Beer On The Rug  |  2016
7 / 10
par Simon  |  le 8 février 2017

On a rapidement pris peur au moment de s’intéresser à cet EP de mmph – dont l'écoute est le fruit d'un digging incessant sur Bandcamp – dans la mesure où ce Bostonien a transité par des labels plus ou moins apparentés vaporwave et future funk. Notre jugement des genres précités tenant plus de l’ignorance et du cliché que de la réelle connaissance (non, on ne s’est pas tapé les 3.000 références de base du vaporwave starter pack, même si on aime de loin toute la démarche sociologique autour du mouvement), on s’est vite défait de notre appréhension pour embrasser ces cinq titres de façon totale. Et grand bien nous en a pris puisque ce Dear God EP tourne aujourd’hui en boucle. Si la présence de l’Américain sur le label Beer On The Rug peut se justifier par son appartenance à ce qu’on appelle grossièrement l’internet music, il ne fait nul doute que le travail de mmph dépasse de loin celui des cadres habituels du genre vaporwave.

Pas de musique d’ascenseur ici, pas de synthés tropicaux et edgy ni de sonorités influencées par des publicités de tous genres, Dear God EP est plutôt complexe par la multiplicité des genres abordés. On aurait vite fait de le qualifier comme une electronica à l’ancienne, extrêmement structurée dans ses breaks et dans l’agencement de ses claviers. Mais mmph devient ce personnage singulier au moment de concevoir les effondrements réguliers de ses beats sur une structure quasiment free-jazz, de façon ronde et intelligible. Ses claviers empruntent des voies autrefois prisées par le disco horrifique des B.O. de Dario Argento (coucou The Goblins) quand ils ne refont pas les missions de l’impeccable Grand Theft Auto Vice City en version musique de chambre. Parce mmph c’est aussi ce lien très trouble qui unit l’électronique et l’organique, parfois si diffus qu’il est difficile d’identifier l’un de l’autre.
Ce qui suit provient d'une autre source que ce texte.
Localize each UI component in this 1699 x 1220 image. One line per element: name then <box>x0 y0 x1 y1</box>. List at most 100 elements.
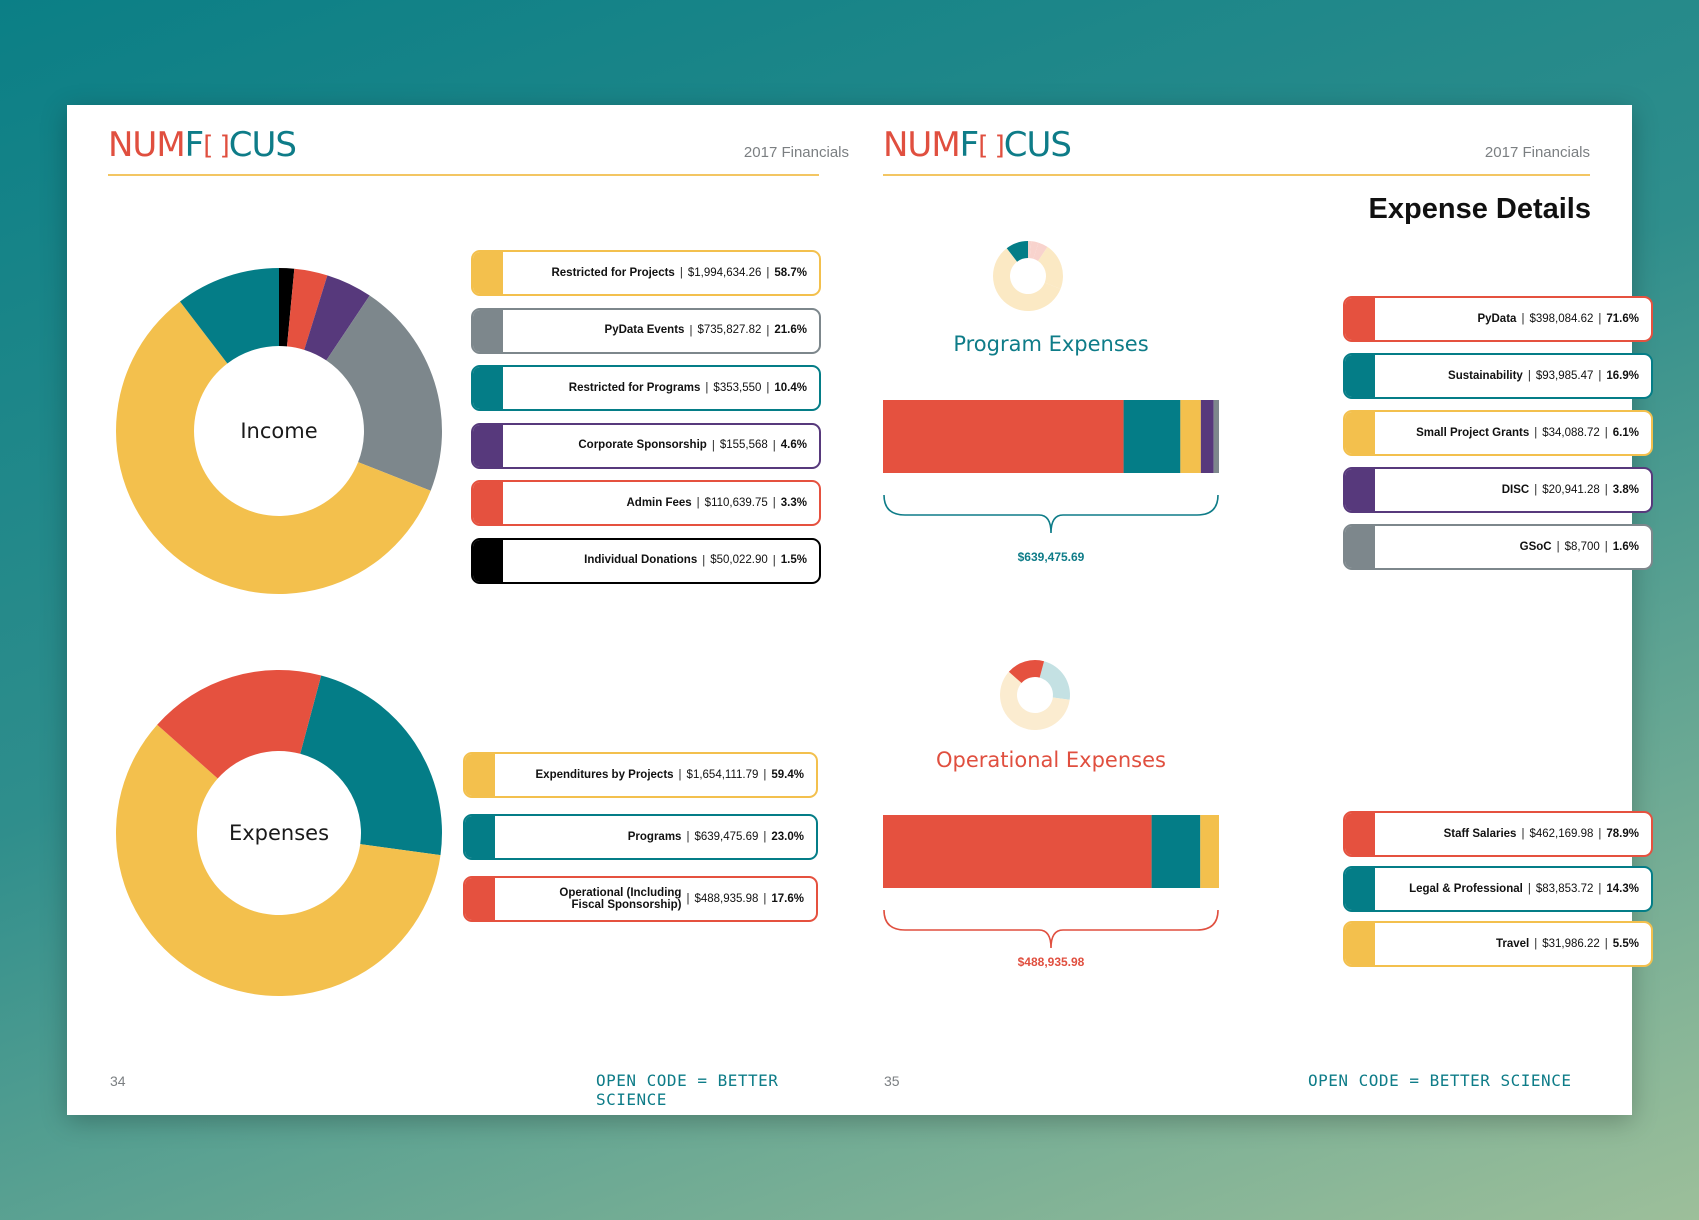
income-center-label: Income <box>240 419 317 443</box>
legend-amount: $8,700 <box>1564 541 1600 554</box>
legend-label: Individual Donations <box>584 554 698 567</box>
legend-text: Small Project Grants | $34,088.72 | 6.1% <box>1375 427 1651 439</box>
legend-separator: | <box>1604 541 1608 554</box>
legend-amount: $353,550 <box>713 382 762 395</box>
legend-item-operational-including-fiscal-sponsorship: Operational (Including Fiscal Sponsorshi… <box>463 876 818 922</box>
legend-separator: | <box>1521 828 1525 841</box>
legend-item-individual-donations: Individual Donations | $50,022.90 | 1.5% <box>471 537 821 584</box>
legend-separator: | <box>686 831 690 844</box>
legend-swatch <box>473 424 503 467</box>
expenses-slice-operational-including-fiscal-sponsorship <box>157 670 322 779</box>
legend-text: Restricted for Projects | $1,994,634.26 | 58… <box>503 267 819 279</box>
legend-separator: | <box>678 769 682 782</box>
income-slice-admin-fees <box>286 268 328 350</box>
operational_expenses-bar-staff-salaries <box>883 815 1152 888</box>
legend-swatch <box>1345 412 1375 454</box>
page-left: NUMF[ ]CUS 2017 Financials Income Expens… <box>67 105 849 1115</box>
legend-separator: | <box>689 324 693 337</box>
numfocus-logo: NUMF[ ]CUS <box>883 125 1072 165</box>
legend-text: Staff Salaries | $462,169.98 | 78.9% <box>1375 828 1651 840</box>
program-mini-slice-restricted-for-projects <box>993 248 1061 311</box>
program_expenses-bar-sustainability <box>1123 400 1181 473</box>
legend-swatch <box>473 367 503 409</box>
legend-swatch <box>473 309 503 352</box>
legend-percent: 3.8% <box>1612 484 1639 497</box>
legend-separator: | <box>1534 938 1538 951</box>
legend-separator: | <box>702 554 706 567</box>
legend-separator: | <box>1598 883 1602 896</box>
operational_expenses-bar-legal-professional <box>1151 815 1201 888</box>
income-slice-individual-donations <box>279 268 295 347</box>
legend-separator: | <box>766 382 770 395</box>
legend-separator: | <box>772 554 776 567</box>
income-slice-pydata-events <box>326 295 443 491</box>
legend-text: Legal & Professional | $83,853.72 | 14.3% <box>1375 883 1651 895</box>
legend-label: Small Project Grants <box>1416 426 1530 439</box>
legend-swatch <box>1345 526 1375 568</box>
legend-text: PyData | $398,084.62 | 71.6% <box>1375 313 1651 325</box>
legend-amount: $462,169.98 <box>1529 828 1594 841</box>
legend-text: DISC | $20,941.28 | 3.8% <box>1375 484 1651 496</box>
legend-separator: | <box>696 497 700 510</box>
expenses-slice-expenditures-by-projects <box>116 724 441 996</box>
legend-separator: | <box>1527 883 1531 896</box>
legend-text: PyData Events | $735,827.82 | 21.6% <box>503 324 819 336</box>
program-expenses-total: $639,475.69 <box>1017 550 1085 564</box>
legend-text: Individual Donations | $50,022.90 | 1.5% <box>503 554 819 566</box>
page-right: NUMF[ ]CUS 2017 Financials Expense Detai… <box>849 105 1653 1115</box>
legend-separator: | <box>1534 427 1538 440</box>
legend-label: DISC <box>1501 483 1530 496</box>
legend-percent: 1.5% <box>780 554 807 567</box>
legend-text: Programs | $639,475.69 | 23.0% <box>495 831 816 843</box>
legend-item-corporate-sponsorship: Corporate Sponsorship | $155,568 | 4.6% <box>471 422 821 469</box>
legend-separator: | <box>1604 427 1608 440</box>
program_expenses-bar-disc <box>1200 400 1214 473</box>
legend-text: Corporate Sponsorship | $155,568 | 4.6% <box>503 439 819 451</box>
legend-percent: 23.0% <box>771 831 804 844</box>
legend-percent: 1.6% <box>1612 541 1639 554</box>
legend-percent: 17.6% <box>771 893 804 906</box>
legend-separator: | <box>766 324 770 337</box>
legend-amount: $31,986.22 <box>1542 938 1600 951</box>
header-financials: 2017 Financials <box>1484 144 1590 161</box>
legend-separator: | <box>679 267 683 280</box>
legend-separator: | <box>1521 313 1525 326</box>
operational-mini-slice-operational-including-fiscal-sponsorship <box>1008 660 1045 684</box>
legend-percent: 21.6% <box>774 324 807 337</box>
legend-swatch <box>1345 868 1375 910</box>
legend-separator: | <box>1598 313 1602 326</box>
legend-text: Sustainability | $93,985.47 | 16.9% <box>1375 370 1651 382</box>
legend-item-staff-salaries: Staff Salaries | $462,169.98 | 78.9% <box>1343 811 1653 857</box>
legend-swatch <box>1345 923 1375 965</box>
legend-swatch <box>1345 298 1375 340</box>
legend-item-travel: Travel | $31,986.22 | 5.5% <box>1343 921 1653 967</box>
legend-item-restricted-for-programs: Restricted for Programs | $353,550 | 10.4% <box>471 365 821 411</box>
legend-separator: | <box>763 831 767 844</box>
program-mini-slice-corporate-sponsorship <box>1033 242 1048 262</box>
legend-item-pydata-events: PyData Events | $735,827.82 | 21.6% <box>471 307 821 354</box>
operational-expenses-total: $488,935.98 <box>1017 955 1085 969</box>
operational-expenses-bar <box>883 815 1219 949</box>
legend-amount: $20,941.28 <box>1542 484 1600 497</box>
expenses-center-label: Expenses <box>229 821 329 845</box>
legend-separator: | <box>1534 484 1538 497</box>
legend-label: Travel <box>1495 937 1530 950</box>
page-number: 35 <box>884 1073 900 1089</box>
legend-label: Operational (Including Fiscal Sponsorshi… <box>559 887 682 911</box>
legend-item-expenditures-by-projects: Expenditures by Projects | $1,654,111.79 | 5… <box>463 752 818 798</box>
legend-swatch <box>473 482 503 524</box>
legend-percent: 6.1% <box>1612 427 1639 440</box>
legend-label: Programs <box>627 830 682 843</box>
legend-text: Operational (Including Fiscal Sponsorshi… <box>495 887 816 911</box>
legend-amount: $155,568 <box>719 439 768 452</box>
program-expenses-bar <box>883 400 1219 534</box>
legend-separator: | <box>763 769 767 782</box>
legend-label: PyData Events <box>604 324 685 337</box>
legend-percent: 5.5% <box>1612 938 1639 951</box>
legend-separator: | <box>705 382 709 395</box>
legend-label: Corporate Sponsorship <box>578 439 707 452</box>
legend-separator: | <box>686 893 690 906</box>
legend-percent: 71.6% <box>1606 313 1639 326</box>
legend-label: PyData <box>1477 312 1517 325</box>
legend-item-gsoc: GSoC | $8,700 | 1.6% <box>1343 524 1653 570</box>
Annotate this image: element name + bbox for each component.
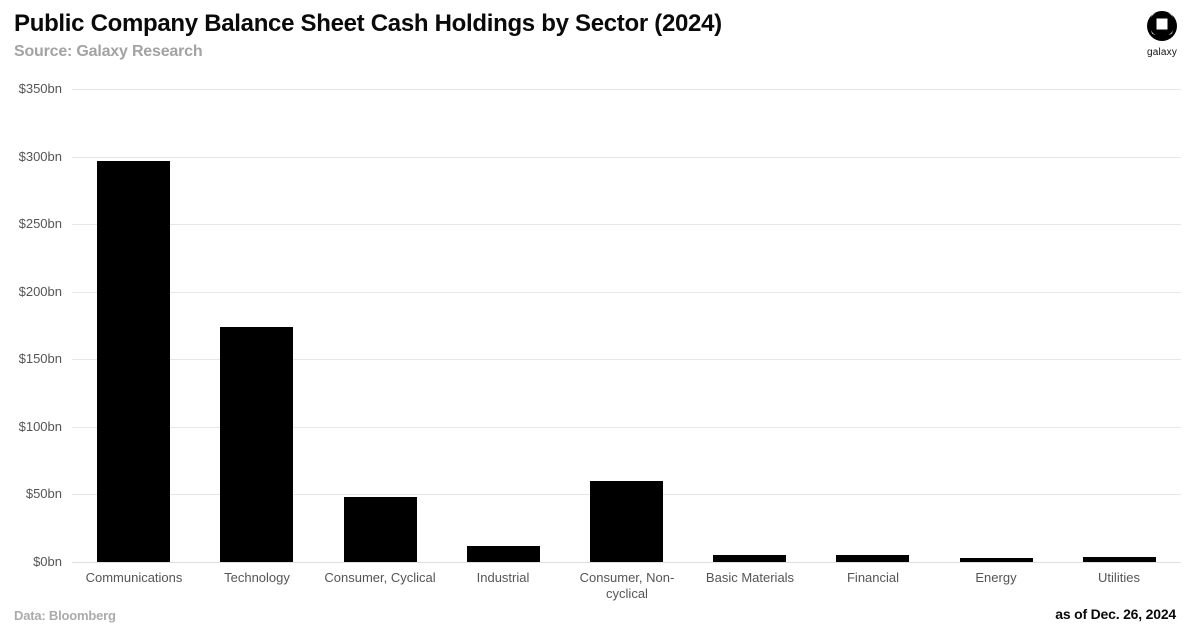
x-label-financial: Financial [846, 570, 900, 585]
x-label-industrial: Industrial [476, 570, 530, 585]
y-tick-label-0: $0bn [33, 554, 62, 569]
y-tick-label-300: $300bn [18, 148, 62, 164]
page-title: Public Company Balance Sheet Cash Holdin… [14, 10, 722, 37]
as-of-date: as of Dec. 26, 2024 [1055, 606, 1176, 622]
y-tick-label-350: $350bn [18, 81, 62, 96]
y-tick-label-50: $50bn [25, 486, 62, 502]
galaxy-logo-text: galaxy [1146, 47, 1178, 58]
y-tick-label-150: $150bn [18, 351, 62, 367]
data-source-note: Data: Bloomberg [14, 608, 116, 623]
gridline-300 [72, 157, 1181, 158]
gridline-150 [72, 359, 1181, 360]
galaxy-logo-icon [1140, 8, 1184, 46]
bar-basic-materials [713, 555, 786, 562]
bar-energy [960, 558, 1033, 562]
y-tick-label-100: $100bn [18, 418, 62, 434]
gridline-250 [72, 224, 1181, 225]
x-label-technology: Technology [224, 570, 290, 585]
y-tick-label-200: $200bn [18, 283, 62, 299]
gridline-0 [72, 562, 1181, 563]
bar-communications [97, 161, 170, 562]
bar-financial [836, 555, 909, 562]
gridline-350 [72, 89, 1181, 90]
bar-consumer-non-cyclical [590, 481, 663, 562]
gridline-200 [72, 292, 1181, 293]
galaxy-logo: galaxy [1140, 8, 1184, 58]
x-label-communications: Communications [85, 570, 183, 585]
x-label-energy: Energy [975, 570, 1017, 585]
bar-industrial [467, 546, 540, 562]
source-label: Source: Galaxy Research [14, 43, 203, 60]
bar-consumer-cyclical [344, 497, 417, 562]
bar-utilities [1083, 557, 1156, 562]
gridline-100 [72, 427, 1181, 428]
x-label-utilities: Utilities [1098, 570, 1140, 585]
bar-technology [220, 327, 293, 562]
x-label-basic-materials: Basic Materials [705, 570, 795, 585]
x-label-consumer-cyclical: Consumer, Cyclical [324, 570, 436, 585]
bar-chart-plot-area [72, 89, 1181, 563]
x-label-consumer-non-cyclical: Consumer, Non-cyclical [579, 570, 675, 601]
y-tick-label-250: $250bn [18, 216, 62, 232]
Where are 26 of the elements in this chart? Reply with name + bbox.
Les ambiances changent rapidement, les qualificatifs manquent tout aussi vite. Et c’est tant mieux car on a vite fait de prendre cet EP pour ce qu’il est, une bizarrerie electronica post-moderne qui tient autant des premiers Jon Hopkins que de la B.O. de Stranger Things (la bande-originale, pas la série, heureusement). Et quand les instincts se font plus vaporwave (« Blossom » en tête), ça tient toujours plus de Chris Clark en mode Body Riddle que du truc de branleur made in 4chan. Bref, un producteur à suivre de près.